We're beginning a new occasional posting of poems from Blood to Remember: American Poets on the Holocaust (ed. Charles Fishman). The second edition came out in 2007 and contains the work of 240 poets.
The first poem in this series is by Helen Degen Cohen, a poet who survived the Holocaust and came to the US as a Displaced Person.
out of a sheer, sunlit countryside,
where sometimes a goat made the only sound in
all the universe, and a car engine would certainly
tear the wing of an angel.
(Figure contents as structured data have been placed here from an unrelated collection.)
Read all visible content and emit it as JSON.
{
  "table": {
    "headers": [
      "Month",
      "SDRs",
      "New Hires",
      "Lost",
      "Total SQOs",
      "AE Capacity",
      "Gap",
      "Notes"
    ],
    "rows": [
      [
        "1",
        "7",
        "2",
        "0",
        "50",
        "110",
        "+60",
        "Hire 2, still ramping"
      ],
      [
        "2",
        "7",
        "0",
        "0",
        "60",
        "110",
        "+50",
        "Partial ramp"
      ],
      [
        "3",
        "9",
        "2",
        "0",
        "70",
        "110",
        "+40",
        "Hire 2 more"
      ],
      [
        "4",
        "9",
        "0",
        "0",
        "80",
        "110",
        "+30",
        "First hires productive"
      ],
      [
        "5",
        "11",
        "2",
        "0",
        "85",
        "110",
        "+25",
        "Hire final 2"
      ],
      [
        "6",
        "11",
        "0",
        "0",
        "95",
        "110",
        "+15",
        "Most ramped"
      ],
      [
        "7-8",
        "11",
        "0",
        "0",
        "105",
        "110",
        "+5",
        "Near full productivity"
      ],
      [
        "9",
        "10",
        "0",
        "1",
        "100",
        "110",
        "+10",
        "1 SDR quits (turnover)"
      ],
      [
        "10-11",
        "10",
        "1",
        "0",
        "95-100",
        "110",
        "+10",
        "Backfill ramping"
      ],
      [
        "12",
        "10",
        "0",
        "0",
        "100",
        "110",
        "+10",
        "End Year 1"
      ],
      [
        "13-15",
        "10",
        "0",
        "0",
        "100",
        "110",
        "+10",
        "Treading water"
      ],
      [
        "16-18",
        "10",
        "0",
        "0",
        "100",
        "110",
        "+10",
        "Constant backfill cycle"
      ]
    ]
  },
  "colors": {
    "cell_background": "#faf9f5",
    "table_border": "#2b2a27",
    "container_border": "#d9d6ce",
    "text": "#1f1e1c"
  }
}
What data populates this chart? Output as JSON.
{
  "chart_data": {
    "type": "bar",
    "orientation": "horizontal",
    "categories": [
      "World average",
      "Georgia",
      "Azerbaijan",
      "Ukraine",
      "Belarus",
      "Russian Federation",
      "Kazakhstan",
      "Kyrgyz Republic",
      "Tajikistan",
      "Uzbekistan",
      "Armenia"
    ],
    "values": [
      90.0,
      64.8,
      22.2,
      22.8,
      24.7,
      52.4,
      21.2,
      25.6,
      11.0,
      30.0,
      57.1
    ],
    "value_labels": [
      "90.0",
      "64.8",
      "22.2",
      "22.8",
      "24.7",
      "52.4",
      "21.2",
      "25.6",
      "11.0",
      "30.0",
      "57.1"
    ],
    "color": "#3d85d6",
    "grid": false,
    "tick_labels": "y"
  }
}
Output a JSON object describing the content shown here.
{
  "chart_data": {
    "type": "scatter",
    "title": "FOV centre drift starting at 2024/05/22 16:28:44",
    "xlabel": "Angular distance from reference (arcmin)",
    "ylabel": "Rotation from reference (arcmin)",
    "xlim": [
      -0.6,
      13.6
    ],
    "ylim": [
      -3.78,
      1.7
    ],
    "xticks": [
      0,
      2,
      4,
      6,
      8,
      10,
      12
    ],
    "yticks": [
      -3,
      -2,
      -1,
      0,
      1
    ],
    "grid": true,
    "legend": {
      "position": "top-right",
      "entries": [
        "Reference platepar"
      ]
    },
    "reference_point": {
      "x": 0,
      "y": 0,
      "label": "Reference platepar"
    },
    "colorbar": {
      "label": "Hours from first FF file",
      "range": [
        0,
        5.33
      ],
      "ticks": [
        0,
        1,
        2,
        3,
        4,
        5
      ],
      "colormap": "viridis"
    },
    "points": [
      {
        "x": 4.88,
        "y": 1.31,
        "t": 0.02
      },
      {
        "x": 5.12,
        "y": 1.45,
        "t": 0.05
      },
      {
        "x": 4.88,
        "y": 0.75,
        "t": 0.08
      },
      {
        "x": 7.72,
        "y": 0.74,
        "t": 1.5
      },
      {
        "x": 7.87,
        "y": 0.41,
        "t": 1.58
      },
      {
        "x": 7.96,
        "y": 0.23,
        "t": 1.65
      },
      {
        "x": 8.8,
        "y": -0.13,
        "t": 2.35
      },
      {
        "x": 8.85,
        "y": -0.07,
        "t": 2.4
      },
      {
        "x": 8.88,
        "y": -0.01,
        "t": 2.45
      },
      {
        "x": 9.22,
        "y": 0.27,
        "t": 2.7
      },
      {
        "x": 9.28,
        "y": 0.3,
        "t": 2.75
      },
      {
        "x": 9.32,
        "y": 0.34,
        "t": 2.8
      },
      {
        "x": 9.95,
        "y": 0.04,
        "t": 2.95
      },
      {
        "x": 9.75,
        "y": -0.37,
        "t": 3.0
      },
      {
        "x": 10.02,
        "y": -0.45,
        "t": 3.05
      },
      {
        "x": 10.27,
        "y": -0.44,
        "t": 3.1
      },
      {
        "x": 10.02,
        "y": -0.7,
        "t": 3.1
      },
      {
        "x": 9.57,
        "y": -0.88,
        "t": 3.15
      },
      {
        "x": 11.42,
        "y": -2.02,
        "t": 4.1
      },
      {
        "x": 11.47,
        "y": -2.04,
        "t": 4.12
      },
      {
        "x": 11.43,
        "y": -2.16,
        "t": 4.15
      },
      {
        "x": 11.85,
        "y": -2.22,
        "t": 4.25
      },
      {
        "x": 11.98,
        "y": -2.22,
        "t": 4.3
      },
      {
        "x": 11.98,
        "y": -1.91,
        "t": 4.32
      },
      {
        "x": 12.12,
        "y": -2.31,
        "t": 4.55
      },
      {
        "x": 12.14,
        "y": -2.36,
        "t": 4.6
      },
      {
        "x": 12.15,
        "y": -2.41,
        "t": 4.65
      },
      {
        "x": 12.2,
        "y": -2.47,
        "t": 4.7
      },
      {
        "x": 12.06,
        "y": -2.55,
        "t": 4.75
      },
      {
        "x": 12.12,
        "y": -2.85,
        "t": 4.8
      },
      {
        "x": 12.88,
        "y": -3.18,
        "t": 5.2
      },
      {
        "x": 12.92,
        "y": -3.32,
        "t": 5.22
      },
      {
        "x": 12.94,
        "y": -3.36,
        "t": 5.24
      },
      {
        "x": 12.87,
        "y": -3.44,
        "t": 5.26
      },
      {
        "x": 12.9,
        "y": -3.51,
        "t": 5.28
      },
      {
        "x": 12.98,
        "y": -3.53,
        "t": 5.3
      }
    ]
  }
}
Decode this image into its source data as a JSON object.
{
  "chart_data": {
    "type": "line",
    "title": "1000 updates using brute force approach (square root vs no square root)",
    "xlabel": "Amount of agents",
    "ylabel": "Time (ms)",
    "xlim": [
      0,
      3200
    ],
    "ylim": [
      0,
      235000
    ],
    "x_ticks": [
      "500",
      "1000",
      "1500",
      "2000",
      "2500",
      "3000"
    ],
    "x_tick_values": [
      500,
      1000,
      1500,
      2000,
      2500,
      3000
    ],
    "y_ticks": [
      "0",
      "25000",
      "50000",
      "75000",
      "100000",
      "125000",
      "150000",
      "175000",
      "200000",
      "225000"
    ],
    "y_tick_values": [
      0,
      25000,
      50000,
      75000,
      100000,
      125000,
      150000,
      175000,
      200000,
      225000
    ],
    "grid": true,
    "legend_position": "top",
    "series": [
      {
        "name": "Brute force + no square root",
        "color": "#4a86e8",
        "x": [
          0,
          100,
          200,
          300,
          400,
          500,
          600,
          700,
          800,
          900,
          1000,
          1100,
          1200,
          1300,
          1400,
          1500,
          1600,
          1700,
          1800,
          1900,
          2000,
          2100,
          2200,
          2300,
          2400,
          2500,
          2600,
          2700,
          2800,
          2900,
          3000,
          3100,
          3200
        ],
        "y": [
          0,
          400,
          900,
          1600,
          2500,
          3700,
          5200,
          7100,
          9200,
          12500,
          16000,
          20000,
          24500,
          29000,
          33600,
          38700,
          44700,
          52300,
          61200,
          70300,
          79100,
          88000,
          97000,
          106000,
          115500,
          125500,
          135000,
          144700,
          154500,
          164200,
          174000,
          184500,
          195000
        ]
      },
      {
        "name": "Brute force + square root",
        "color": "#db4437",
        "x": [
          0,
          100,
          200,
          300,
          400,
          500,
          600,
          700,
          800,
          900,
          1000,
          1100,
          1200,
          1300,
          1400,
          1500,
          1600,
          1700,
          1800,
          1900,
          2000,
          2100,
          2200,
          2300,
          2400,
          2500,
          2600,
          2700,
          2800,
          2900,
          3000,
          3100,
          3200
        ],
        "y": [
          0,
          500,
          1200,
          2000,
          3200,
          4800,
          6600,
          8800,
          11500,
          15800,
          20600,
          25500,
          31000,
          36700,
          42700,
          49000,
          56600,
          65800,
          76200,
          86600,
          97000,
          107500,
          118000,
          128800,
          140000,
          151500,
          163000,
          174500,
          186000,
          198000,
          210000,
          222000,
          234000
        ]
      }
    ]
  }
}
Entering burnt Warsaw
and the Sound of the World, how strange, how lonely
the separate notes of Everything, lost in a smell of
spent shots still smoking, a ghost of bombs, a silence
of so many voices, the ruined city singing not only
a post-war song but an Everything hymn of dogs wailing,
a car, a horse, a droning plane, a slow, distant
demolition, hammers like rain, the hum, the hum,
bells and levers and voices leveled and absorbed
into the infinite hum in which the ruins
sat empty and low like well-behaved children,
the ruins, their holes, like eyes, secretly open,
passing on either side, as we entered Warsaw, an air
of lost worlds in a smoky sweet light ghosting
and willing their sounding and resounding remains
Helen Degen Cohen’s (Halina Degenfisz’s) awards include a National Endowment for the Arts (NEA) fellowship in poetry, First Prize in British Stand Magazine's fiction competition, and three Illinois Arts Council Literary awards.
Once an Artist-in-Education and instructor for Roosevelt University, she co-edits Rhino Magazine and coordinates its Poetry Forum workshop. Widely published in periodicals, she was twice "featured poet" in The Spoon River Poetry Review, and her work has been the subject of essays such as "Rootlessness and Alienation in the Poetry of Helen Degen Cohen" (Shofar) and "This Dark Poland" (Something of My Very Own to Say, Columbia University, Press).
In 2009 she had two poetry collections published—Habry and On A Good Day One Discovers Another Poet—as well as an excerpt from her novel, The Edge of the Field (in Where We Find Ourselves—SUNY). A new chapbook, Neruda Nights, is available from Finishing Line Press.